My husband doesn’t like oatmeal raisin cookies at all, but I made these the other week (a real rarity in our house because I rarely bake – a batch makes too many sweets for two people!) and now he begs for me to make more! He’s an oatmeal raisin convert! They are the softest, moistest cookie I think I’ve ever had – the extra spices take them to the next level. The secret: soaking the raisins.

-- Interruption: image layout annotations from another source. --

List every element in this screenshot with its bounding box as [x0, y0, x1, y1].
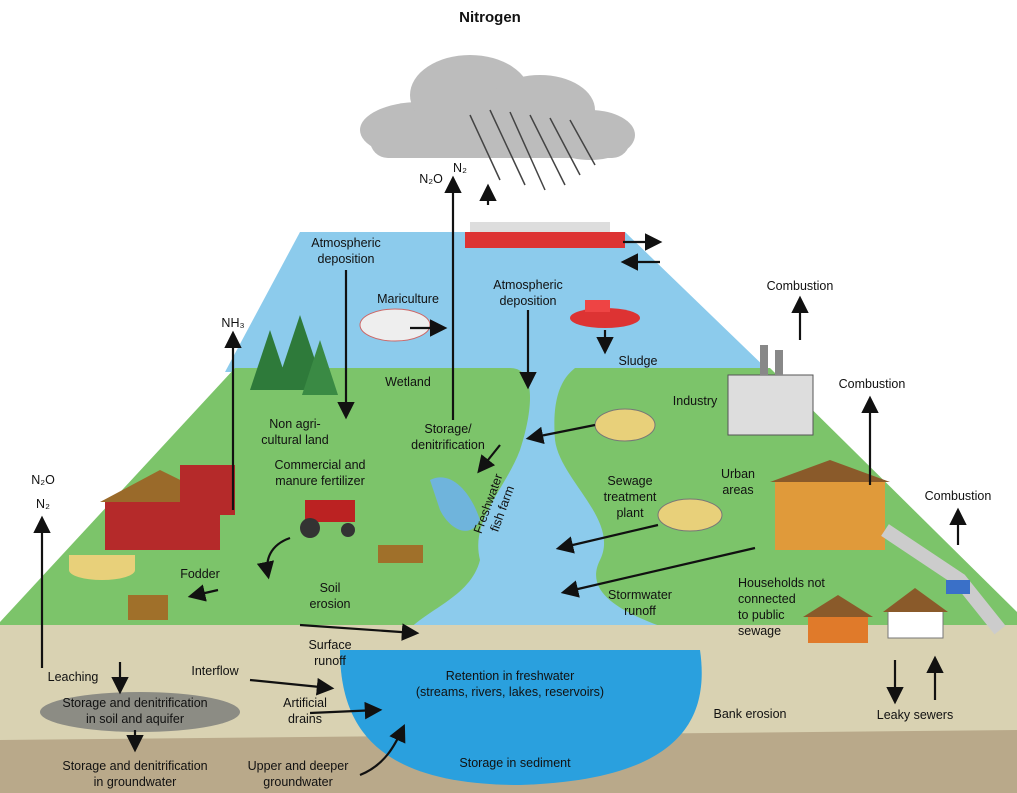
label: N₂	[453, 161, 467, 175]
label-line: Retention in freshwater	[446, 669, 575, 683]
label-line: in soil and aquifer	[86, 712, 184, 726]
label-line: sewage	[738, 624, 781, 638]
label: Storage in sediment	[459, 756, 571, 770]
label-line: Atmospheric	[493, 278, 562, 292]
label: Combustion	[925, 489, 992, 503]
label-line: areas	[722, 483, 753, 497]
label-line: Fodder	[180, 567, 220, 581]
label-line: Households not	[738, 576, 825, 590]
label-line: deposition	[318, 252, 375, 266]
label: Leaching	[48, 670, 99, 684]
label: Mariculture	[377, 292, 439, 306]
label-line: Soil	[320, 581, 341, 595]
label: NH₃	[221, 316, 244, 330]
label-line: Storage and denitrification	[62, 759, 207, 773]
label: Combustion	[767, 279, 834, 293]
label: Interflow	[191, 664, 239, 678]
label-line: to public	[738, 608, 785, 622]
label-line: Combustion	[839, 377, 906, 391]
label-line: Upper and deeper	[248, 759, 349, 773]
label-line: cultural land	[261, 433, 328, 447]
label-line: Non agri-	[269, 417, 320, 431]
label-line: Industry	[673, 394, 718, 408]
page: Nitrogen N₂O N₂ Atmospheric deposition Ma…	[0, 0, 1017, 793]
label-line: plant	[616, 506, 644, 520]
label-line: Surface	[308, 638, 351, 652]
label-line: Wetland	[385, 375, 431, 389]
label-line: Artificial	[283, 696, 327, 710]
label-line: erosion	[310, 597, 351, 611]
label: Industry	[673, 394, 718, 408]
label-line: deposition	[500, 294, 557, 308]
label: Sludge	[619, 354, 658, 368]
label-line: N₂O	[31, 473, 55, 487]
label-line: connected	[738, 592, 796, 606]
label: N₂O	[419, 172, 443, 186]
cloud	[360, 55, 635, 160]
label-line: (streams, rivers, lakes, reservoirs)	[416, 685, 604, 699]
label-line: Bank erosion	[714, 707, 787, 721]
label-line: Storage in sediment	[459, 756, 571, 770]
label-line: runoff	[314, 654, 346, 668]
label-line: NH₃	[221, 316, 244, 330]
label-line: drains	[288, 712, 322, 726]
label-line: Sludge	[619, 354, 658, 368]
label-line: Interflow	[191, 664, 239, 678]
label: Leaky sewers	[877, 708, 953, 722]
label: N₂	[36, 497, 50, 511]
label: Bank erosion	[714, 707, 787, 721]
label: Fodder	[180, 567, 220, 581]
label-line: Commercial and	[274, 458, 365, 472]
label-line: N₂O	[419, 172, 443, 186]
label-line: Combustion	[767, 279, 834, 293]
label-line: Storage/	[424, 422, 472, 436]
diagram: Nitrogen N₂O N₂ Atmospheric deposition Ma…	[0, 0, 1017, 793]
label-line: Atmospheric	[311, 236, 380, 250]
label-line: N₂	[453, 161, 467, 175]
label-line: in groundwater	[94, 775, 177, 789]
label-line: Sewage	[607, 474, 652, 488]
label-line: manure fertilizer	[275, 474, 365, 488]
title: Nitrogen	[459, 9, 521, 26]
label: Combustion	[839, 377, 906, 391]
label: N₂O	[31, 473, 55, 487]
label-line: treatment	[604, 490, 657, 504]
label-line: runoff	[624, 604, 656, 618]
label-line: groundwater	[263, 775, 333, 789]
label-line: Leaky sewers	[877, 708, 953, 722]
label-line: Stormwater	[608, 588, 672, 602]
label-line: Leaching	[48, 670, 99, 684]
label-line: Mariculture	[377, 292, 439, 306]
label-line: N₂	[36, 497, 50, 511]
label-line: denitrification	[411, 438, 485, 452]
label-line: Storage and denitrification	[62, 696, 207, 710]
label: Wetland	[385, 375, 431, 389]
label-line: Urban	[721, 467, 755, 481]
label-line: Combustion	[925, 489, 992, 503]
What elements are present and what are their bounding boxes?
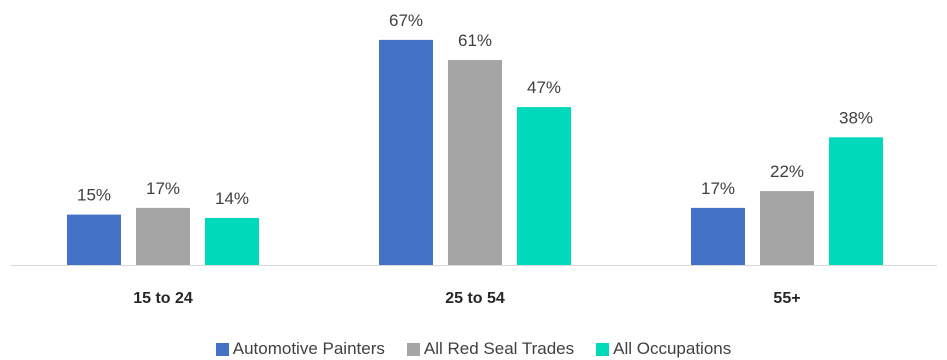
bar-automotive-painters-15-to-24 xyxy=(67,214,121,265)
legend: Automotive Painters All Red Seal Trades … xyxy=(0,338,947,360)
legend-item-all-red-seal-trades: All Red Seal Trades xyxy=(406,339,575,359)
data-label-all-occupations-55: 38% xyxy=(839,108,873,127)
bar-automotive-painters-25-to-54 xyxy=(379,39,433,265)
category-label-group: 15 to 24 25 to 54 55+ xyxy=(133,290,800,307)
bar-all-red-seal-trades-15-to-24 xyxy=(136,207,190,265)
bar-all-occupations-25-to-54 xyxy=(517,107,571,265)
category-label-25-to-54: 25 to 54 xyxy=(445,290,505,307)
data-label-group: 15% 17% 14% 67% 61% 47% 17% 22% 38% xyxy=(77,11,873,208)
data-label-automotive-painters-55: 17% xyxy=(701,179,735,198)
data-label-all-occupations-15-to-24: 14% xyxy=(215,189,249,208)
legend-label-automotive-painters: Automotive Painters xyxy=(232,339,385,358)
category-label-55: 55+ xyxy=(773,290,800,307)
data-label-automotive-painters-15-to-24: 15% xyxy=(77,186,111,205)
legend-label-all-red-seal-trades: All Red Seal Trades xyxy=(423,339,575,358)
bar-all-red-seal-trades-25-to-54 xyxy=(448,60,502,265)
data-label-all-occupations-25-to-54: 47% xyxy=(527,78,561,97)
data-label-all-red-seal-trades-25-to-54: 61% xyxy=(458,31,492,50)
data-label-all-red-seal-trades-55: 22% xyxy=(770,162,804,181)
bar-automotive-painters-55 xyxy=(691,207,745,265)
bar-group xyxy=(67,39,883,265)
data-label-automotive-painters-25-to-54: 67% xyxy=(389,11,423,30)
legend-item-all-occupations: All Occupations xyxy=(596,339,731,359)
legend-item-automotive-painters: Automotive Painters xyxy=(215,339,385,359)
legend-swatch-automotive-painters xyxy=(215,342,229,356)
legend-swatch-all-occupations xyxy=(596,342,610,356)
bar-all-red-seal-trades-55 xyxy=(760,191,814,265)
legend-label-all-occupations: All Occupations xyxy=(613,339,732,358)
bar-all-occupations-55 xyxy=(829,137,883,265)
legend-swatch-all-red-seal-trades xyxy=(406,342,420,356)
data-label-all-red-seal-trades-15-to-24: 17% xyxy=(146,179,180,198)
bar-all-occupations-15-to-24 xyxy=(205,217,259,265)
category-label-15-to-24: 15 to 24 xyxy=(133,290,193,307)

Note: this recipe requires soaking the raisins for 1 hour and refrigerating the dough for 45 minutes.
- 4 eggs, beaten
- 2 cups raisins
- 1 teaspoon vanilla extract
- 1 cup butter
- 1 cup packed brown sugar
- 1 cup white sugar
- 1 1/2 cups all-purpose flour
- 2 tsp ground cinnamon
- 1/8 tsp allspice
- 1/8 tsp cloves
- 2 teaspoons baking soda
- 2 cups rolled oats
- 1/2 cup chopped pecans (optional)
- Combine eggs, vanilla and raisins in a small bowl; cover and let stand for 1 hour.
- In a large bowl or using stand mixer, cream the butter, brown sugar, and white sugar together. In a separate bowl, sift together the flour, cinnamon, and baking soda; gradually add to the creamed wet ingredients. Stir in the raisin/egg mixture, rolled oats, and nuts (optional). Cover and refrigerate for 45 minutes.
- Preheat oven to 350 degrees.
- Drop by rounded teaspoons onto ungreased/unprepared cookie sheet. Bake for 8-9 minutes, or until barely brown on top.